Hello Gurus ,
I was going through this blog https://rwijk.blogspot.com/2009/03/calculating-probabilities-with-n-throws.html
can someone please help me understand model clause is used here ?
Lets say we have only 2 faces of a die each with same probability or a different probabilty , so if a die is rolled N time, what is the probability of various sums that can come up in a roll of N ?
create table die as
select 1 face_id , 1 face_value , 0.25 probability from dual union all
select 2 , 2 , 0.25 from dual
for calculating-probabilities-with-n-throws and i was debugging how model clause here is generating various combinations like suppose if it is a 2 face die and rolled 3 times, so these will be face_value combinations that can come
[1,1,1]
[1,1,2]
[1,2,1]
[1,2,2]
[2,2,1]
[2,2,2]
[2,1,1]
[2,1,2]
and then we have to sum their probabilities by looking it from given table
Here is the sql that is being used in this blog .

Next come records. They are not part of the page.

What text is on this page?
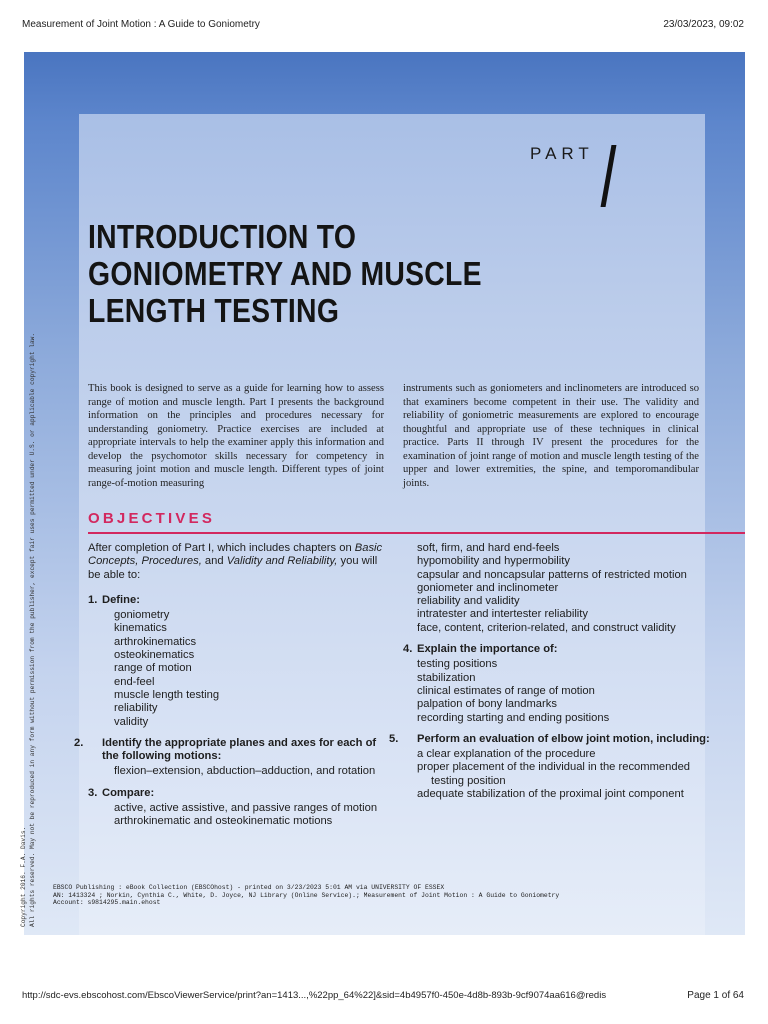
Measurement of Joint Motion : A Guide to Goniometry	23/03/2023, 09:02
PART
INTRODUCTION TO
GONIOMETRY AND MUSCLE
LENGTH TESTING
This book is designed to serve as a guide for learning how to assess range of motion and muscle length. Part I presents the background information on the principles and procedures necessary for understanding goniometry. Practice exercises are included at appropriate intervals to help the examiner apply this information and develop the psychomotor skills necessary for competency in measuring joint motion and muscle length. Different types of joint range-of-motion measuring
instruments such as goniometers and inclinometers are introduced so that examiners become competent in their use. The validity and reliability of goniometric measurements are explored to encourage thoughtful and appropriate use of these techniques in clinical practice. Parts II through IV present the procedures for the examination of joint range of motion and muscle length testing of the upper and lower extremities, the spine, and temporomandibular joints.
OBJECTIVES

After completion of Part I, which includes chapters on Basic Concepts, Procedures, and Validity and Reliability, you will be able to:

1. Define:

goniometry

kinematics

arthrokinematics

osteokinematics

range of motion

end-feel

muscle length testing

reliability

validity

2. Identify the appropriate planes and axes for each of the following motions:

flexion–extension, abduction–adduction, and rotation

3. Compare:

active, active assistive, and passive ranges of motion

arthrokinematic and osteokinematic motions

soft, firm, and hard end-feels

hypomobility and hypermobility

capsular and noncapsular patterns of restricted motion

goniometer and inclinometer

reliability and validity

intratester and intertester reliability

face, content, criterion-related, and construct validity

4. Explain the importance of:

testing positions

stabilization

clinical estimates of range of motion

palpation of bony landmarks

recording starting and ending positions

5. Perform an evaluation of elbow joint motion, including:

a clear explanation of the procedure

proper placement of the individual in the recommended testing position

adequate stabilization of the proximal joint component

Copyright 2016. F.A. Davis. All rights reserved. May not be reproduced in any form without permission from the publisher, except fair uses permitted under U.S. or applicable copyright law.	EBSCO Publishing : eBook Collection (EBSCOhost) - printed on 3/23/2023 5:01 AM via UNIVERSITY OF ESSEX
AN: 1413324 ; Norkin, Cynthia C., White, D. Joyce, NJ Library (Online Service).; Measurement of Joint Motion : A Guide to Goniometry
Account: s9814295.main.ehost
http://sdc-evs.ebscohost.com/EbscoViewerService/print?an=1413...,%22pp_64%22]&sid=4b4957f0-450e-4d8b-893b-9cf9074aa616@redis	Page 1 of 64
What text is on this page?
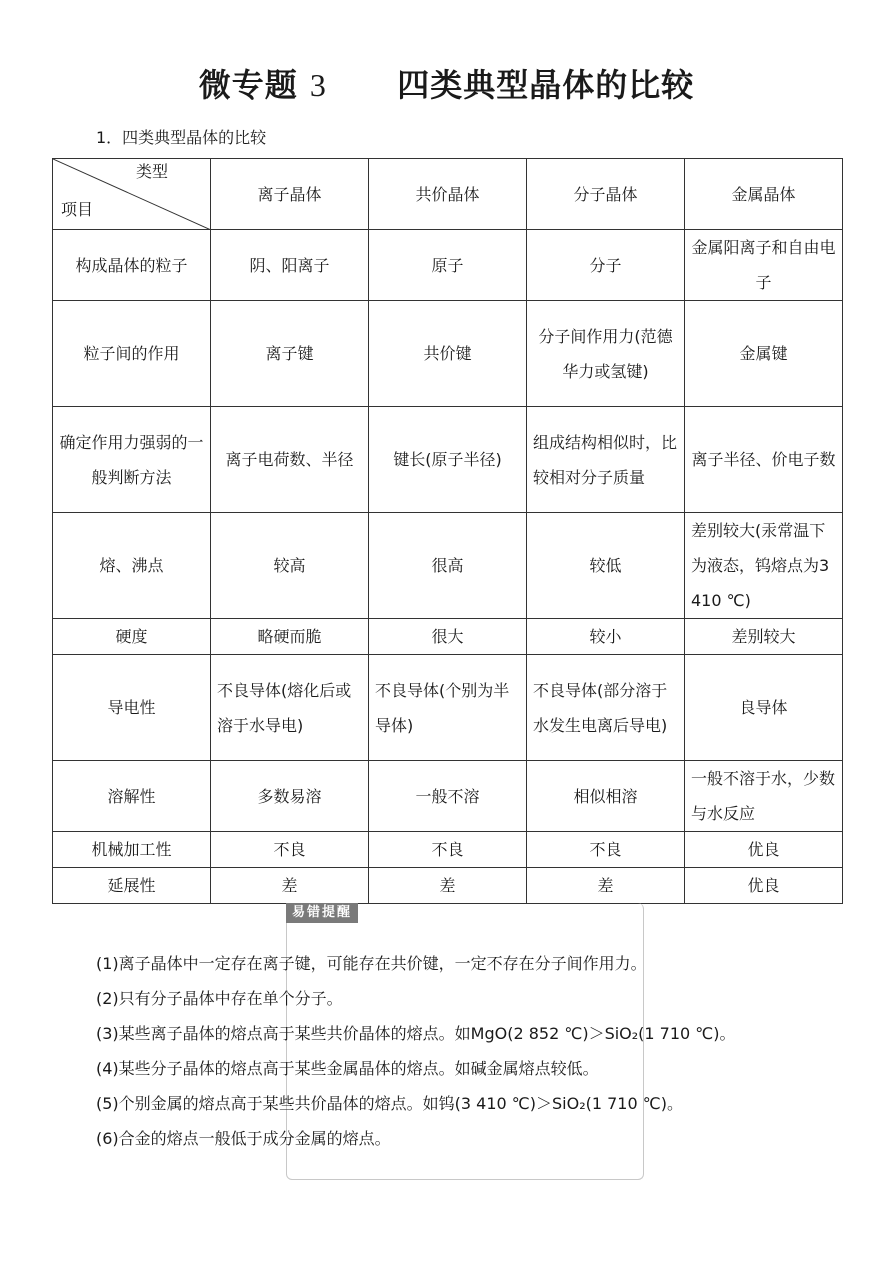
微专题 3 四类典型晶体的比较
1．四类典型晶体的比较
类型
项目	离子晶体	共价晶体	分子晶体	金属晶体
构成晶体的粒子	阴、阳离子	原子	分子	金属阳离子和自由电子
粒子间的作用	离子键	共价键	分子间作用力(范德华力或氢键)	金属键
确定作用力强弱的一般判断方法	离子电荷数、半径	键长(原子半径)	组成结构相似时，比较相对分子质量	离子半径、价电子数
熔、沸点	较高	很高	较低	差别较大(汞常温下为液态，钨熔点为3 410 ℃)
硬度	略硬而脆	很大	较小	差别较大
导电性	不良导体(熔化后或溶于水导电)	不良导体(个别为半导体)	不良导体(部分溶于水发生电离后导电)	良导体
溶解性	多数易溶	一般不溶	相似相溶	一般不溶于水，少数与水反应
机械加工性	不良	不良	不良	优良
延展性	差	差	差	优良
易错提醒
(1)离子晶体中一定存在离子键，可能存在共价键，一定不存在分子间作用力。
(2)只有分子晶体中存在单个分子。
(3)某些离子晶体的熔点高于某些共价晶体的熔点。如MgO(2 852 ℃)＞SiO₂(1 710 ℃)。
(4)某些分子晶体的熔点高于某些金属晶体的熔点。如碱金属熔点较低。
(5)个别金属的熔点高于某些共价晶体的熔点。如钨(3 410 ℃)＞SiO₂(1 710 ℃)。
(6)合金的熔点一般低于成分金属的熔点。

with number_of_dies as (select count(*) cnt from die)
, all_probabilities as
( select sum_value
, prob
, i
from (select level l from number_of_dies connect by level <= power(cnt,:N))
, number_of_dies
model
reference r on (select face_id, face_value, probability from die)
dimension by (face_id)
measures (face_value,probability)
main m
partition by (l rn, cnt)
dimension by (0 i)
measures (0 die_face_id, 0 sum_value, 1 prob, l remainder)
rules iterate (1000) until (iteration_number + 1 = :N)
( die_face_id[0] = 1 + mod(remainder[0]-1,cv(cnt))
, remainder[0] = ceil((remainder[0] - die_face_id[0] + 1) / cv(cnt))
, sum_value[0] = sum_value[0] + face_value[die_face_id[0]]
, prob[0] = prob[0] * probability[die_face_id[0]]
)
)
select sum_value "Sum"
, sum(prob) "Probability"
from all_probabilities
group by rollup(sum_value)
order by sum_value ;
How the rules are exactly evaluating to generate various combinations ? Suppose if a 2 face die is rolled 3 times , (2*2*2) 8 rows are generated through connect clause and reference and main are declared and iteration clause is used to repetitively apply rules but
how these following rules
die_face_id[0] = 1 + mod(remainder[0]-1,cv(cnt))
, remainder[0] = ceil((remainder[0] - die_face_id[0] + 1) / cv(cnt))
, sum_value[0] = sum_value[0] + face_value[die_face_id[0]]
, prob[0] = prob[0] * probability[die_face_id[0]]
How these rules are getting evaluated to generate various sums is not getting clear,
is remainder measure a incremental column which gets incremented when the control gets on a new row each time out of the 8 rows ?
Is value of cv(cnt) number of faces of die which is 2 in this case?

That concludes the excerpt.